At long last, Earth Bound is on Switch. Nintendo added the 1995 RPG to its online offerings earlier this week alongside its NES predecessor, Earthbound Beginnings. New players and longtime fans alike, including the series’ director, Shigesato Itoi, can now enjoy the colorful acid sci-fi journey on a beautiful OLED screen wherever they want. But there’s only one right way to play this masterpiece, and that’s with the official Earth Bound Player‘s Guide at your side. Happy, it’s free and easy to download.
Strategy guides are a lost art. Good ones help you get past a tough boss or find a secret you missed. The best ones give you a completely new way to experience the game they’re about. Nintendo’s strategy guide for EarthBound does both, adding a rich layer of context to one of the most vibrant and warmly crafted SNES games of all time.
There are made-up newspaper clippings, fictional ads, menus for restaurants, and photographs from the real-life locations that inspired those in the game. Margins are filled with 3D-sculpted enemy designs showing hit points and secret items they can drop after battle. And of course there were the infamous scratch and sniff cards at the end of the guide. They looked awesome but smelled god-awful. The digital version has them but you’ll have to imagine the unique foul odors yourself.

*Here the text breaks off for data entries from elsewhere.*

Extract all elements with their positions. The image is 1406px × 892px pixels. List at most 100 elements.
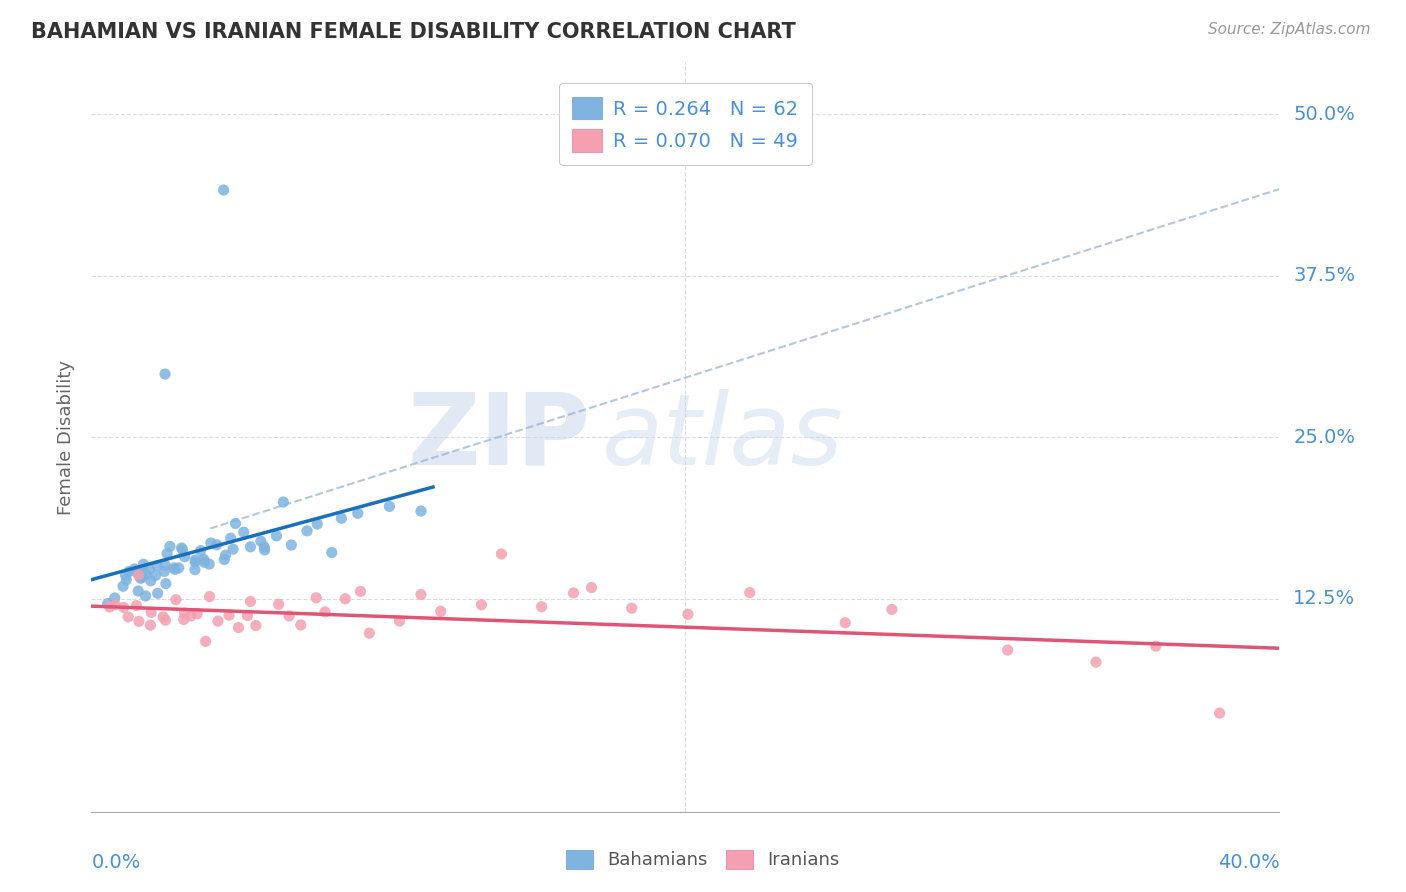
Point bbox=[155, 613, 177, 627]
Text: atlas: atlas bbox=[602, 389, 844, 485]
Point bbox=[124, 562, 146, 576]
Point bbox=[239, 594, 262, 608]
Point bbox=[127, 584, 149, 599]
Point bbox=[280, 538, 302, 552]
Point bbox=[111, 579, 134, 593]
Point bbox=[212, 183, 235, 197]
Point bbox=[135, 567, 157, 582]
Point bbox=[409, 504, 432, 518]
Point bbox=[159, 540, 181, 554]
Point bbox=[290, 618, 312, 632]
Point bbox=[146, 558, 169, 573]
Point bbox=[253, 540, 276, 554]
Point bbox=[219, 531, 242, 545]
Point bbox=[214, 552, 236, 566]
Point bbox=[125, 599, 148, 613]
Point bbox=[207, 614, 229, 628]
Point bbox=[245, 618, 267, 632]
Point bbox=[378, 500, 401, 514]
Point bbox=[307, 516, 329, 531]
Text: 0.0%: 0.0% bbox=[91, 854, 141, 872]
Point bbox=[132, 558, 155, 572]
Point bbox=[335, 591, 357, 606]
Point bbox=[198, 590, 221, 604]
Point bbox=[194, 634, 217, 648]
Point bbox=[114, 568, 136, 582]
Point bbox=[131, 570, 153, 584]
Text: ZIP: ZIP bbox=[408, 389, 591, 485]
Point bbox=[112, 600, 135, 615]
Point bbox=[139, 618, 162, 632]
Point bbox=[470, 598, 492, 612]
Point bbox=[186, 607, 208, 621]
Y-axis label: Female Disability: Female Disability bbox=[58, 359, 76, 515]
Point bbox=[104, 591, 127, 605]
Point bbox=[232, 525, 254, 540]
Point bbox=[172, 542, 194, 557]
Point bbox=[620, 601, 643, 615]
Point bbox=[218, 608, 240, 623]
Point bbox=[738, 585, 761, 599]
Point bbox=[139, 574, 162, 588]
Point bbox=[581, 581, 603, 595]
Point bbox=[153, 558, 176, 573]
Point bbox=[146, 586, 169, 600]
Point bbox=[173, 613, 195, 627]
Point bbox=[184, 553, 207, 567]
Point bbox=[97, 597, 120, 611]
Point bbox=[163, 562, 186, 576]
Point bbox=[184, 563, 207, 577]
Point bbox=[115, 573, 138, 587]
Point bbox=[129, 566, 152, 580]
Point bbox=[117, 610, 139, 624]
Point bbox=[129, 571, 152, 585]
Point bbox=[155, 576, 177, 591]
Point bbox=[153, 565, 176, 579]
Point bbox=[145, 568, 167, 582]
Point bbox=[225, 516, 247, 531]
Point bbox=[98, 600, 121, 615]
Point bbox=[834, 615, 856, 630]
Point bbox=[141, 606, 163, 620]
Point bbox=[349, 584, 371, 599]
Point bbox=[180, 609, 202, 624]
Point bbox=[880, 602, 903, 616]
Text: 50.0%: 50.0% bbox=[1294, 104, 1355, 124]
Legend: R = 0.264   N = 62, R = 0.070   N = 49: R = 0.264 N = 62, R = 0.070 N = 49 bbox=[558, 83, 813, 165]
Point bbox=[127, 566, 149, 580]
Text: 37.5%: 37.5% bbox=[1294, 266, 1355, 285]
Point bbox=[266, 529, 288, 543]
Legend: Bahamians, Iranians: Bahamians, Iranians bbox=[557, 841, 849, 879]
Point bbox=[429, 604, 451, 618]
Point bbox=[250, 534, 273, 549]
Point bbox=[135, 589, 157, 603]
Point bbox=[153, 367, 176, 381]
Point bbox=[330, 511, 353, 525]
Point bbox=[193, 552, 215, 566]
Point bbox=[128, 568, 150, 582]
Point bbox=[200, 536, 222, 550]
Point bbox=[676, 607, 699, 622]
Point bbox=[253, 543, 276, 558]
Text: Source: ZipAtlas.com: Source: ZipAtlas.com bbox=[1208, 22, 1371, 37]
Point bbox=[530, 599, 553, 614]
Point bbox=[1084, 655, 1107, 669]
Point bbox=[138, 562, 160, 576]
Point bbox=[321, 545, 343, 559]
Text: 25.0%: 25.0% bbox=[1294, 427, 1355, 447]
Point bbox=[193, 555, 215, 569]
Point bbox=[184, 555, 207, 569]
Point bbox=[205, 538, 228, 552]
Point bbox=[267, 597, 290, 611]
Point bbox=[491, 547, 513, 561]
Point bbox=[163, 561, 186, 575]
Point bbox=[190, 543, 212, 558]
Point bbox=[271, 495, 294, 509]
Point bbox=[156, 547, 179, 561]
Point bbox=[198, 557, 221, 571]
Point bbox=[222, 542, 245, 557]
Point bbox=[239, 540, 262, 554]
Point bbox=[278, 608, 301, 623]
Point bbox=[118, 565, 141, 579]
Point bbox=[305, 591, 328, 605]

These things helped give the guide its personality, but what made it such a great complement to the game was the fact that it went to great lengths to not just spell everything out for you. EarthBound‘s sprawling dungeon mazes are efficiently laid out and diagrammed, but information for how to get around obstacles or progress the story is offered as clues rather than explicit directions. The guide nudges you forward, teasing all of the interesting locations in a new city or country, but without preemptively ruining the intrigue and mystery. The guide tells a story, but it’s one that’s incomplete until you also play through the relevant sections in the game.
Original print copies of the Earth Bound Player‘s Guide, which came packed with the game in the US, are hard to find and go for hundreds of dollars. Nine-year old me cut out all the art for collages and only scraps remain. I don’t have a time machine like Ness to go back and right the past, but Nintendo has done the next best thing and published high-res scans of the entire guide on its website.
My only gripe is that the guide isn’t also viewable on the Switch. Nintendo points players to it in the console’s newsfeed with a handy QR code, but you still need another device to view it on. I’d love to see the Switch Online’s retro library get better in-game access to memorabilia like this, but it’s better than nothing in the meantime. Especially since it’s the only way you’ll ever figure out the password to get into Master Belch’s secret hideout.